30 June 2008

RPS (Regulated Product Submission): The eCTD Successor?

Alright, so if you're reading this blog, you probably buy into the eCTD as a viable standard. I know I certainly do, and the eCTD certainly has changed the way that drug applications are formatted, assembled, and trasmitted to the agencies. However, this blog also is very frank that eCTD is not the only bag in town when it comes to drug submissions. For right or wrong, and for reasons technical, cultural, legal, and beyond submissions formats such as paper CTD, NeeS, and others still exist and serve to prevent an across the board standardzation.

So, we see that eCTD still has room to grow as an established and mature standard...if that's the case, why even muddy the waters further by looking beyond eCTD?
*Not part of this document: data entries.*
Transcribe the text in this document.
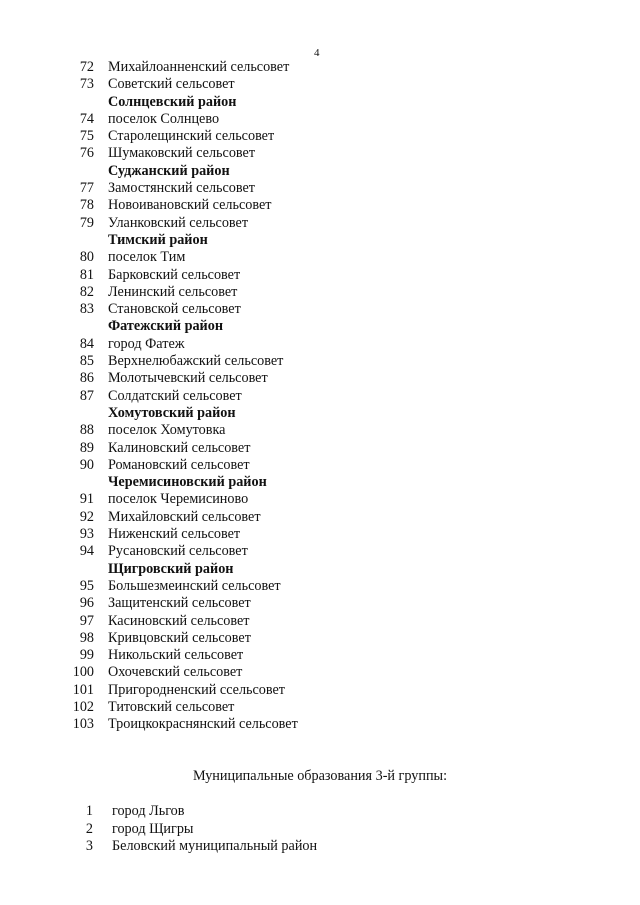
4
72 Михайлоанненский сельсовет
73 Советский сельсовет
Солнцевский район
74 поселок Солнцево
75 Старолещинский сельсовет
76 Шумаковский сельсовет
Суджанский район
77 Замостянский сельсовет
78 Новоивановский сельсовет
79 Уланковский сельсовет
Тимский район
80 поселок Тим
81 Барковский сельсовет
82 Ленинский сельсовет
83 Становской сельсовет
Фатежский район
84 город Фатеж
85 Верхнелюбажский сельсовет
86 Молотычевский сельсовет
87 Солдатский сельсовет
Хомутовский район
88 поселок Хомутовка
89 Калиновский сельсовет
90 Романовский сельсовет
Черемисиновский район
91 поселок Черемисиново
92 Михайловский сельсовет
93 Ниженский сельсовет
94 Русановский сельсовет
Щигровский район
95 Большезмеинский сельсовет
96 Защитенский сельсовет
97 Касиновский сельсовет
98 Кривцовский сельсовет
99 Никольский сельсовет
100 Охочевский сельсовет
101 Пригородненский ссельсовет
102 Титовский сельсовет
103 Троицкокраснянский сельсовет
Муниципальные образования 3-й группы:
1 город Льгов
2 город Щигры
3 Беловский муниципальный район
  • Scope. Since it's inception, eCTD was modeled off of the CTD formatting that existed in Europe to standardize submission structure for drugs and biologics. Well, there are many of types of regulated submissions out there beyond this: OTC, Consumer Products, Animal Health, Devices, etc. RPS promises to have a more flexible approach to structure that would allow the CTD or other structures to be submiteed as an RPS.
  • Lifecycle. eCTD lifecycle is a one way street: sponsor to regulator. You submit your eCTD sequence to the regulator as a nicely organized dossier, and they get back to you via largely uncontrolled communication -- email, phone call, face-to-face meeting, etc. The RPS allows for a two-way street. You (as a sponsor) send a transmission to the regulator, the regulator in turn sends you a transaction back with their feedback comments, etc. This could relate much as eCTD lifecycle does -- at the document level so you could select a node and perhaps see sponsor feedback related to that sequence.
With this in mind, it is my feeling that companies that either 1) have a large product scope beyond just drug products and biologics (think P&G, etc) and 2) smaller organizations that focus on regulated products that cannot currently leverage eCTD (animal healths, OTCs, consumer health, etc.) have the most to gain from RPS and therefore will be the first to move towards adopting it.

For more information:

RPS Page at the National Cancer Institute
RPS Page at FDA
An Intro to RPS eBook

26 June 2008

CBER to Require SPL?

One of the rumors coming out of DIA Annual is that CBER may soon (October timeframe) require all biologics marketing applications to use Structure Product Labels (SPL) for their labeling requirements.

This would be another interesting move forward as FDA continues to lead the way as far as electronic submissions go globally. We'll have to wait to find out exactly when this becomes a reality but if so remember you heard it hear first. :)



04 June 2008

EU 1.3 Spec Released

The EU M1 1.3 Specification has been released. Here's the link to the information.

From the transition guidance document:


The Specifications and DTD of the eCTD EU Module 1 v1.3 include several changes to v1.2.1 (see Release Notes for EU M1 v1.3), but the principal change is alignment to the 2008 updated version of the CTD guidance, specifically to include section 1.10 for the information relating to paediatrics. The CTD M1 guidance and eCTD EU M1 specification are published simultaneously.

Applicants are given 6 months from the date of publication to implement EU M1 v1.3 for all European procedures, and eCTD applications submitted after 31st December 2008 using any previous version of the EU M1 specification (i.e. v1.0, v1.1 or v1.2.1) will not be accepted.

The 6 month deadline applies not only to new applications, but also to all lifecycle
sequences/submissions for applications ongoing at the time. Please note that, for existing applications, it is not expected that all existing submissions will be updated to EU M1 v1.3 and re-submitted; it is, however, expected that authoring and review tools will allow for a change in DTD mid-lifecycle.